BONE AUGMENTATION

Guided Bone Regeneration, Bone Augmentation

As a result of tooth extraction, dental infection, trauma and post-operative bone resorption, it would be necessary to reconstruct or augment the bony ridge defect prior to or at the time of implant placement to ensure that there is sufficient bone around the implant. Both the function and the aesthetics of the teeth can be severely distorted if the supporting bone is lacking. Without enough intact bone, it is impossible to replace a lost tooth with an implant. Therefore, the alveolar ridge may need to be restored to assure a long-lasting and stable tooth replacement.

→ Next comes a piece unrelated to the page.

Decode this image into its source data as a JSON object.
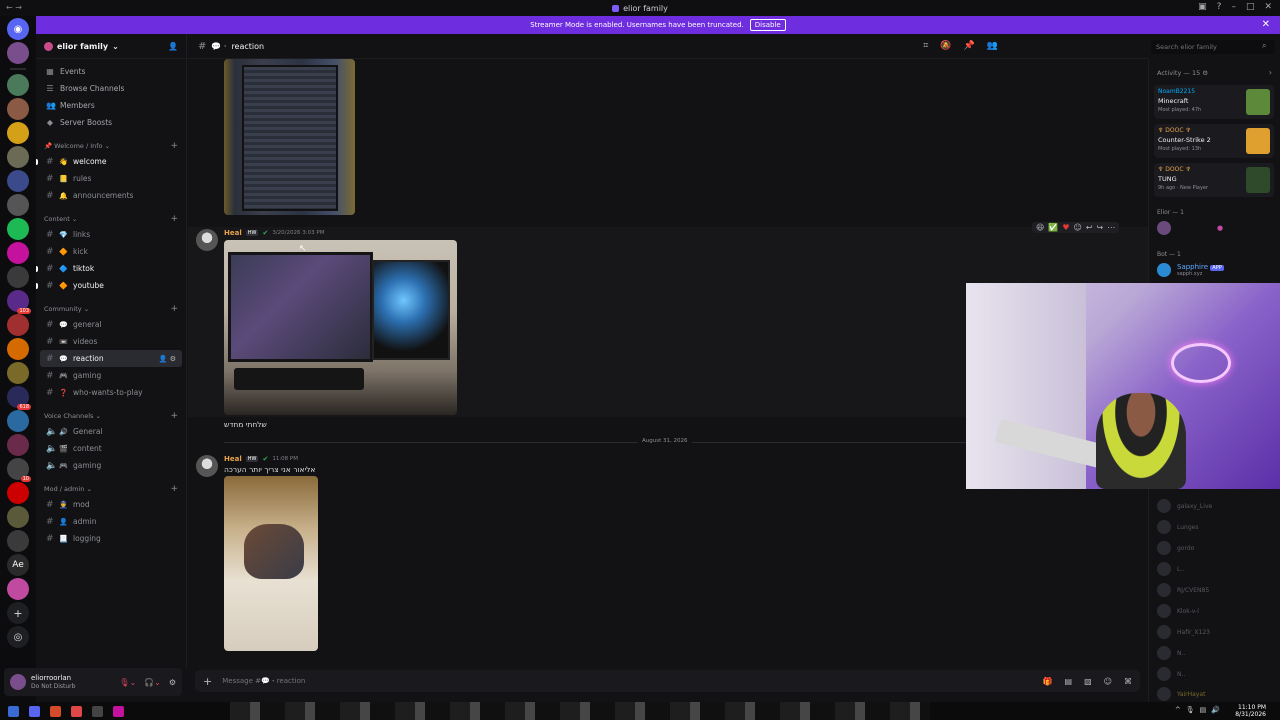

For minor bone irregularities, guided bone regeneration may be used. This involves the use of a membrane as a barrier to isolate the area where the bone is required. The barrier prevents other cells from growing in and enables bone cells to form bone. This technique may be used with an implant, a bone graft or by itself.

Guided bone regeneration or bone augmentation is used when it is necessary to rebuild bone in the jaw area. For this procedure we use a number of materials including animal-derived and synthetic products, sometimes your own bone or a mixture of all three, depending on the amount of bone required and how we wish to use it.

Bioceramics or bioglasses are ceramic materials which are biocompatible inert material which can be replaced by native bone after a definite material-specific resorption period and following the bone turnover. It has nearly the same structure as your own bone and functions as a guide-rail or tissue scaffold. The material is placed into the bone defect in a small surgical procedure. 

These synthetic bone graft materials are made from tri-calcium phosphate which acts as a scaffold into which new bone can grow. Tri-calcium phosphate occurs naturally in your own bone and is resorbed by your body but during a short period of three to six months. The body recognizes these materials like bone, starts to grow into the material and then integrates it completely. The result is a newly formed bone. The graft material will resorb as your own bone grows into it. These materials are sometimes covered with a protective membrane which is derived from porcine (pig) or bovine (cow) or similar collagen sources. The membrane helps to keep the bone graft in position and also helps to prevent the graft from being rejected. After bone regeneration, the membrane is completely resorbed by the body.
 
For larger bony defects, bone can be taken from elsewhere in your body, such as the wisdom tooth area, the chin or occasionally the hip, and then transplanted into the desired site. A referral to a Maxillo-Facial surgeon could be required for this type of procedure. Please tell your dentist before signing the consent forms if you do not consent to the use of animal-derived graft and membrane products.
 

Augmentation procedures

You have currently lost bone from the region where the back tooth was removed. If this bone is not regenerated, you could develop gum recession around the neck of the implant which would result in the dark metal becoming visible. My intention is to examine this at the time of surgery and if necessary, I will build up the bone with a bone substitute material. Although this is often successful, occasionally bone grafts could develop problems such as infection or resorption and some may not take. If bone grafting is needed, you are more likely to get a swollen lip after the surgery. Treatment to resolve any problems could incur additional appointments and cost.
 

Bone Regeneration/Augmentation

As you have lost some bone following the past extraction, it may be necessary to build up, or augment, the bony ridge at the time of implant placement to ensure that there is sufficient bone around the implant. The ridge may need to be built-up with bone-substitute materials. These materials are discussed in detail on the page of this document titled Patient Information, Guided Bone Regeneration, and bone augmentation. Please read this section and let me know before signing this form if you object in principle to the use of any of these materials.
 

Significant contributing factors to the failure of graft material and dental implants

 
Poor oral hygiene
Neglected oral hygiene leads to an increased likelihood of implant failure, as surgery sites can easily become infected with plaque bacteria.
 
Smoking
If you smoke, it is essential to note that research has shown that smoking more than doubles the rate of implant failure, in the short and long term. This is due to a reduced healing capacity of the soft tissues as well as the bone. Therefore, smoking should be stopped altogether, otherwise, you may risk losing your investment. This is a very important issue that you must take into consideration when you decide on the best treatment option for you.
 
Excessive alcohol consumption
Alcohol reduces the resistance of tissues to trauma, causes tissue dehydration and general compromsied healing. Therefore, you must not drink any alcohol 24 hours before, and 72 hours after surgery.
 
Gum disease
Research has also shown that individuals with a history of gum disease have an increased risk of implant failure and complications such as gum infections around implants.